The switch from acting to directing was a turning point in Baur's life. In 2003, she received a request from Greece. She was to work with the theater director Thomas Moschopoulos. She accepted the offer.
Since then, she has worked primarily as a director and has staged countless plays, such as "Grimm's Fairy Tales" (2009) in Athens, "33 svenimenti" (2008) by Chekhov in Rome and "Fish Love" (2008) based on Chekhov, which was co-produced by the Théâtre de Vidy in Lausanne.
Opera leaves less freedom
In addition to acting, she also stages operas such as "Dido and Aeneas" (2011) by the English baroque composer Henri Purcell and the modern work "Ariane et Barbe Bleu" (2012) by Paul Dukas, both in Dijon. She performed the late romantic "Lakmé" by Léo Delibes at the Opéra de Lausanne in 2013 and the opera "Le Pétit Prince" by Michaël Levinas from 1949 there in 2014.
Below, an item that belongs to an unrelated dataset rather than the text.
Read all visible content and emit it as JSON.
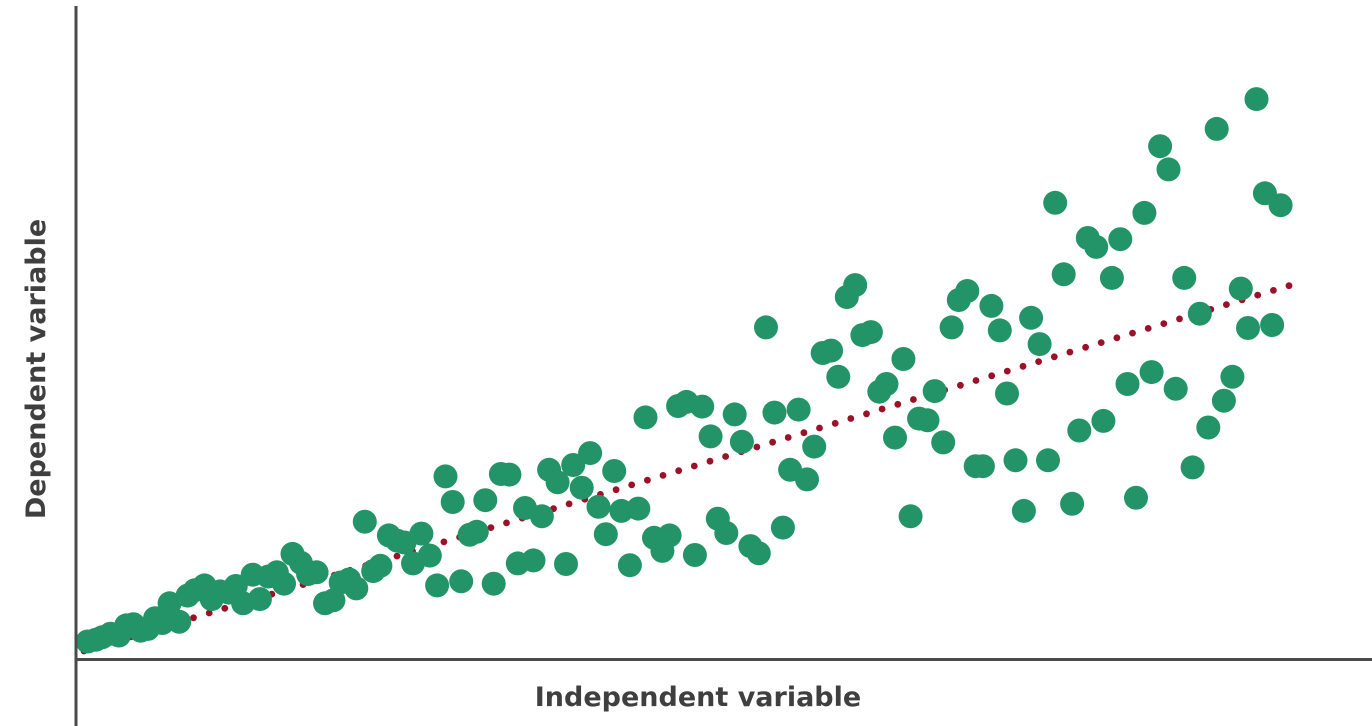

On the difference between drama and opera, she says that opera leaves less freedom. The score dictates the rhythm. But one thing remains the same: "Whether it's theater or opera, I always start with improvisations with the actors". She also often involves dancers, who emphasize the physical and rhythmic dimension of the performance: "I have great respect for the music, I find it very important and think it drives the whole stage action."
The Federal Office of Culture is now honoring this diverse work with the Grand Prix of the Performing Arts / Hans Reinhart Ring. Baur is "a little surprised, I wasn't expecting it."
The award ceremony will take place on October 31 at the Theater Casino Zug. Federal Councillor Ignazio Cassis will be in attendance. The prize is endowed with CHF 100,000 and is considered the most prestigious Swiss theater prize.